Hansjörg Raffl

Medal record

Luge

World Championships

European Championships

= Hansjörg Raffl =

Italian luger (born 1958)

Hansjörg Raffl (born 29 January 1958 in Olang) is an Italian former luger who competed from the late 1970s to the mid-1990s. Competing in five Winter Olympics, he won two medals in the men's doubles event: a silver in 1994 and a bronze in 1992.

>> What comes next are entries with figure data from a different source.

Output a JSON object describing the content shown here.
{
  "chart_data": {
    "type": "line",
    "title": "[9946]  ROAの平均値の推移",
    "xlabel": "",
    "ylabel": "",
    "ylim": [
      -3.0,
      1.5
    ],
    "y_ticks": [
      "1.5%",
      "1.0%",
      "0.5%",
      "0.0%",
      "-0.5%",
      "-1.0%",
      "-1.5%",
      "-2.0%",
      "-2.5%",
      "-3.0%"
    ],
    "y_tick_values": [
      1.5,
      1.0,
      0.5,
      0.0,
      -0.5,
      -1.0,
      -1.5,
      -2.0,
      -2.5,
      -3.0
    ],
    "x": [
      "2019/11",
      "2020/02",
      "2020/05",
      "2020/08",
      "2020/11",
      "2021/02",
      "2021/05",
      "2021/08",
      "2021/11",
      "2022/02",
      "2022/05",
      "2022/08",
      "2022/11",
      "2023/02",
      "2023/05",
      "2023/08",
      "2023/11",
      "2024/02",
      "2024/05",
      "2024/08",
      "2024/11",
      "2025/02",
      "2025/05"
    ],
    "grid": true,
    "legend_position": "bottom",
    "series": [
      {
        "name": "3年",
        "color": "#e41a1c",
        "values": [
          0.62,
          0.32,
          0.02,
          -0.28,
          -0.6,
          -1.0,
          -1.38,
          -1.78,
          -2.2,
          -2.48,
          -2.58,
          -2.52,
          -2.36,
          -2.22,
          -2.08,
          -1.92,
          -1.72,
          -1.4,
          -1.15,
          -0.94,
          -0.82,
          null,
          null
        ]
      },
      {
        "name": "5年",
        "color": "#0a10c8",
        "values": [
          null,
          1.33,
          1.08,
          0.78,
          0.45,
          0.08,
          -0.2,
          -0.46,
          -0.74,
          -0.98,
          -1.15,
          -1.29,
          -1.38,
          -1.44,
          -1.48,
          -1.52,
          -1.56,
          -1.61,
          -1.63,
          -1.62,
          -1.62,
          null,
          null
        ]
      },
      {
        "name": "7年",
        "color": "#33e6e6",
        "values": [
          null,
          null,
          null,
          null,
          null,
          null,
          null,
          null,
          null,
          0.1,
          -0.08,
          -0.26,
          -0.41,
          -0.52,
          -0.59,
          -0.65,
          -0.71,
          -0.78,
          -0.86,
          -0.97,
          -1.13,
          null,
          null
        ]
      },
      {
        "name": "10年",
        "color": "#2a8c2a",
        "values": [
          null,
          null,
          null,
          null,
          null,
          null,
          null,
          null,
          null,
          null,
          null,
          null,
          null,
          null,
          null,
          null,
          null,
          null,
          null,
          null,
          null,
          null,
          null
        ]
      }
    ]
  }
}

Raffl also won nine medals at the FIL World Luge Championships with two gold (Men's doubles: 1990, Mixed team: 1989), four silvers (1983, 1989, 1993; Mixed team: 1990), and three bronzes (Men's doubles: 1991, Mixed team: 1991, 1993).

He also won nine medals in the FIL European Luge Championships with two gold (Men's doubles: 1992, 1994), two silvers (Men's doubles: 1988, 1990), and five bronzes (Men's doubles: 1984, 1986; Mixed team: 1988, 1990, 1992).

Raffll also won 26 World Cup races and eight World Cup overall men's doubles titles (1982–3, 1984–5, 1985–6, 1988–9, 1989–90, 1990–1, 1991–2, 1992–3). His best World Cup overall finish in the men's singles was second in 1978–9.